Her good standing in the community, as well as the fact that the local council wouldn't allow her to install an electric sign on her restaurant, eventually led to Stanford's political ambitions. A momentous 1970 press photo captures just how far her reputation had come in two decades in Sausalito. The caption reads: “Sally Stanford, nails up sign boosting her candidacy... in this upper middle class... suburb. Lamenting 'a general breakdown in morals,' the retired madam of San Francisco’s best known bordello is running for city council—with the support of local women’s clubs.”
It took Stanford five attempts to win a seat, but she was dogged in her determination to win, once noting, "We sinners never give up." Once in office, she successfully held onto her position, and her ongoing popularity led to her being elected mayor in 1976. After her decision to retire in 1980, in a beautiful gesture, the council insisted on naming her "Vice Mayor For Life."
In the end, Sally Stanford was married five times, adopting two children, John Owen and Hara "Sharon" Owen, along the way.

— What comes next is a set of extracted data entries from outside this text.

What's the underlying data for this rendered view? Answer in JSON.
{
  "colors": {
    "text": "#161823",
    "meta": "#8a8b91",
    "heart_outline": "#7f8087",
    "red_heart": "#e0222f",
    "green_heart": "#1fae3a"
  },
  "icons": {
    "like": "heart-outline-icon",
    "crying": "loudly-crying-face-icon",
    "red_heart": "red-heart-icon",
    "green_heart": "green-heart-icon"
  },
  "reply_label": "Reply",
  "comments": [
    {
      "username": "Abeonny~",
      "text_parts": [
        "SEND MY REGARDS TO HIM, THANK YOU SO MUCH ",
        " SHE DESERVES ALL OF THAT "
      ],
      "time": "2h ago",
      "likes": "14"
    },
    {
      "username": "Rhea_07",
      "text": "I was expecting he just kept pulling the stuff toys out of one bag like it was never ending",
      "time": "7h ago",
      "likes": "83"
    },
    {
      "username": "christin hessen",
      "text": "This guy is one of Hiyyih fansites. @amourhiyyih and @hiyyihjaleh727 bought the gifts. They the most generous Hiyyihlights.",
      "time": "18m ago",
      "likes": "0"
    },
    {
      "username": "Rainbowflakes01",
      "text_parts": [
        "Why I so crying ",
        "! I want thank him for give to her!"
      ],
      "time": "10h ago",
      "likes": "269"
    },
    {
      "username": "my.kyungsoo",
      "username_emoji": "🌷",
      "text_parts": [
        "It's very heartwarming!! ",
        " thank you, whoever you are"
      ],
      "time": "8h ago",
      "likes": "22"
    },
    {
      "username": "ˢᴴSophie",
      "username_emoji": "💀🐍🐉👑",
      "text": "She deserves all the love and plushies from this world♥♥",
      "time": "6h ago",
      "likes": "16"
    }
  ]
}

She had at least four different aliases, and lived according to her own moral and social codes. It speaks to her character and personality that they successfully endeared her to almost everyone she encountered. "Morality," she once wrote, “is just a word that describes the current fashion of conduct.”
After her death in 1982 of a heart attack (she had, quite remarkably, survived 11 previous ones and a bout of colon cancer), flags around town, as well as on the Sausalito ferry, were flown at half-mast in her honor. Today, a life-size bust of Stanford is still present in Sausalito's visitor center, and a water fountain at the town's ferry landing instructs visitors to "HAVE A DRINK ON SALLY."
Stanford is best remembered for her indomitable spirit and seemingly invincible ability to always come out on top. “If you are being run out of town," she once said, "get in front of the crowd and make it look like a parade.”